Ray Hultman, one of the jurors in the Michael Jackson trial, has changed his mind about writing a "tell all" book about the trial.
He is now taking legal action to try to get out of writing the book.
Hultman claims that he was talked into signing a book deal with California publisher Larry Garrison.
Hultman now wants to end his contract, and is seeking unspecified damages for mental and emotional stress.
Funny how money always comes into these things, isn't it?
Hultman claims that he was due to co-write a book about the case, entitled "The Deliberator", with writer Stacy Brown. However, Hultman now says that he was shocked by reports that his book proposal contained material plagiarised from a Vanity Fair magazine article.

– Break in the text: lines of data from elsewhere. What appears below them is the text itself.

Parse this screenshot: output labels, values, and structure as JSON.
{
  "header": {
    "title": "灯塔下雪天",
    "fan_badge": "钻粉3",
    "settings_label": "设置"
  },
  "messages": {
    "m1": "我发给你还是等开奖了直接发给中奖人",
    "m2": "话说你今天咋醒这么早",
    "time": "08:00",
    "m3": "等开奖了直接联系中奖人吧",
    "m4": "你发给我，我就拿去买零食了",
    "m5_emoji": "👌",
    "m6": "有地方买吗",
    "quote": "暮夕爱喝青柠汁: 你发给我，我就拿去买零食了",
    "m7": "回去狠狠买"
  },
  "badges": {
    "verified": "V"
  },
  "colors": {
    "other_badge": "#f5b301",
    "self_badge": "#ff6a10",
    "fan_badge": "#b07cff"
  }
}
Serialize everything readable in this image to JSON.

He said this damaged his reputation, one might be forgiven for asking "what reputation?", and the book deal.
He claims that he had to "expend substantial time in writing portions of a book proposal which turned out to be valueless give the aforementioned plagiary,"
Now, correct me if I'm wrong but:
1 Don't all authors have to expend substantial time writing?

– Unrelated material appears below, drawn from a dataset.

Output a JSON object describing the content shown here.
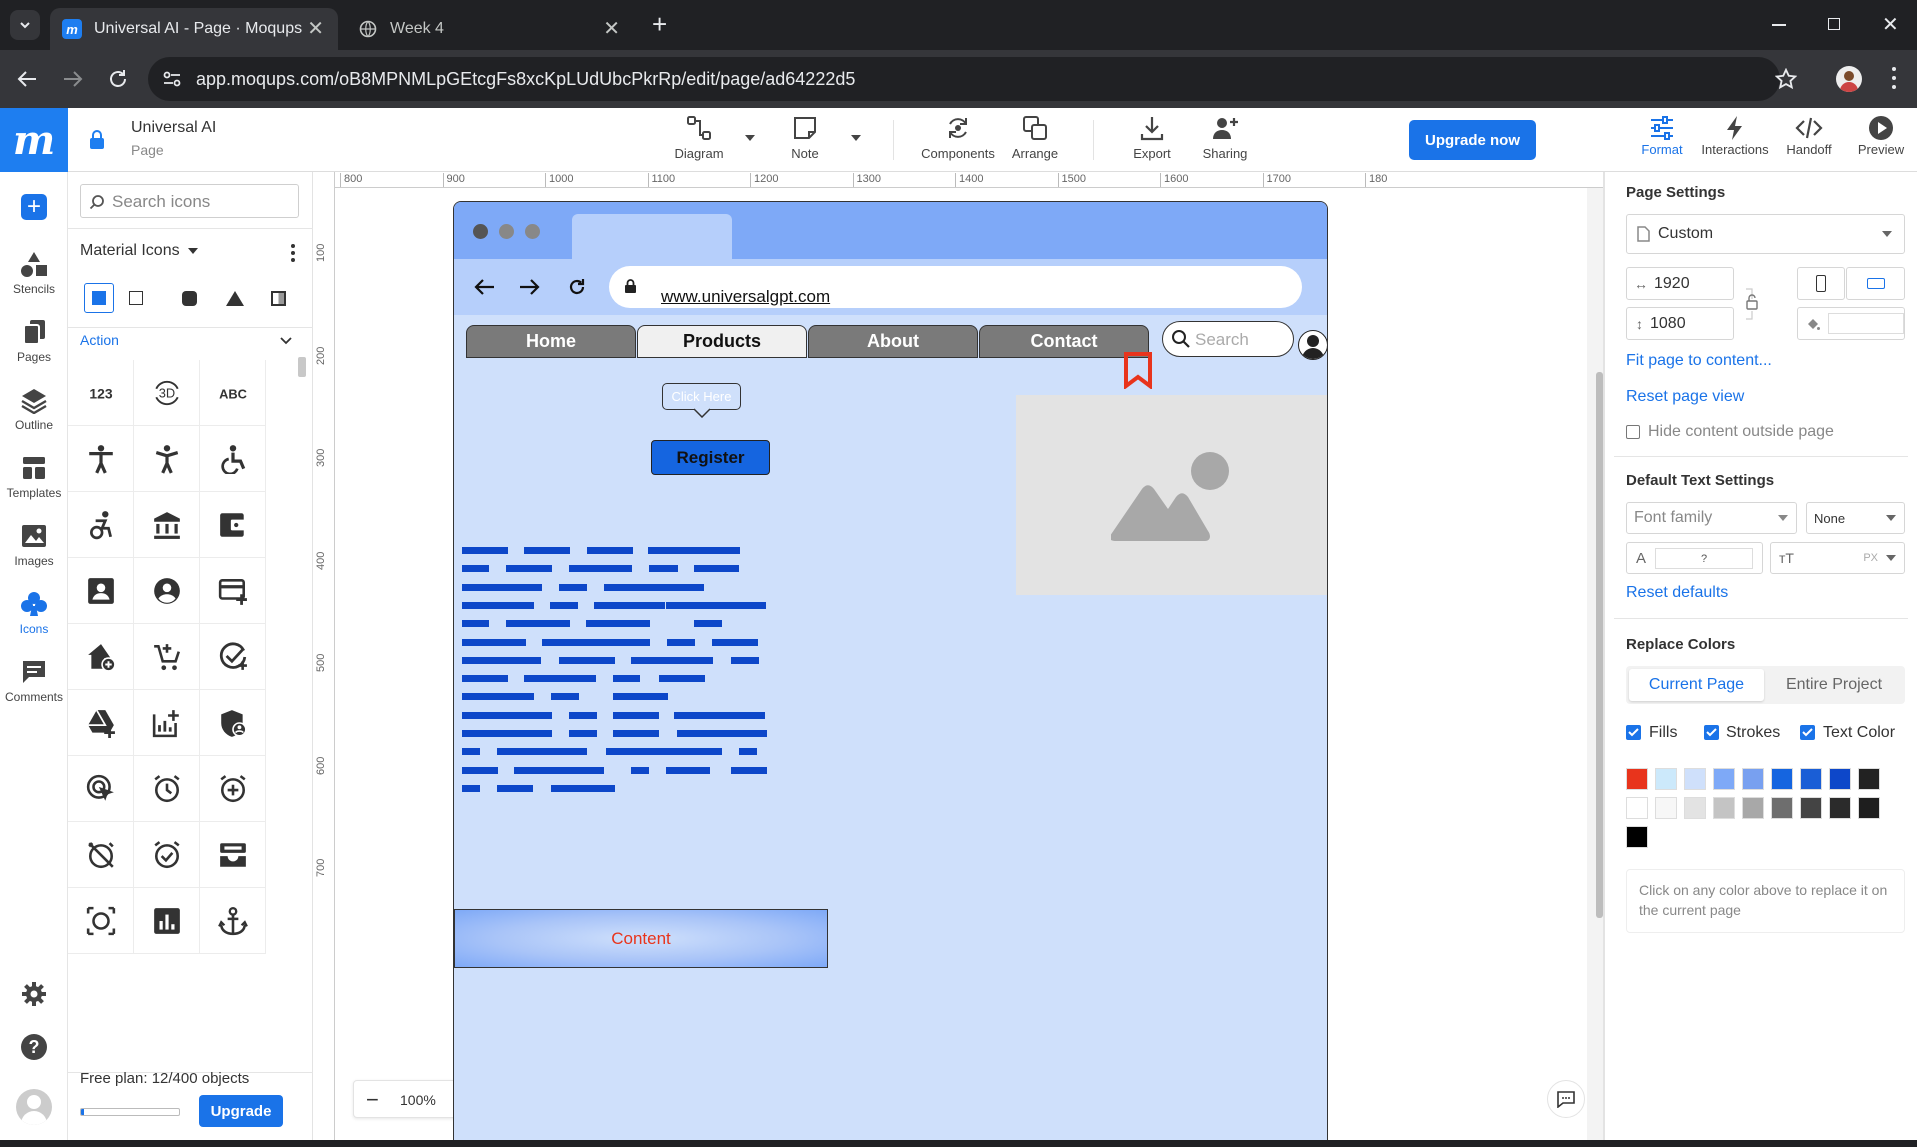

2 Do all authors get published? No!
3 Doesn't the fact that he admits the plagiarism, be it intentional or accidental, negate the validity of his claim?
To add further to Hultamn's loss of face, it turns out that Stacy Brown is now claiming never to have met him or indeed ever having agreed to write the book.
Brown is quoted as saying:
"I had no intention of writing their book nor did I believe what was in their book,".
I don't see that this legal action exactly does Hultman's reputation any good.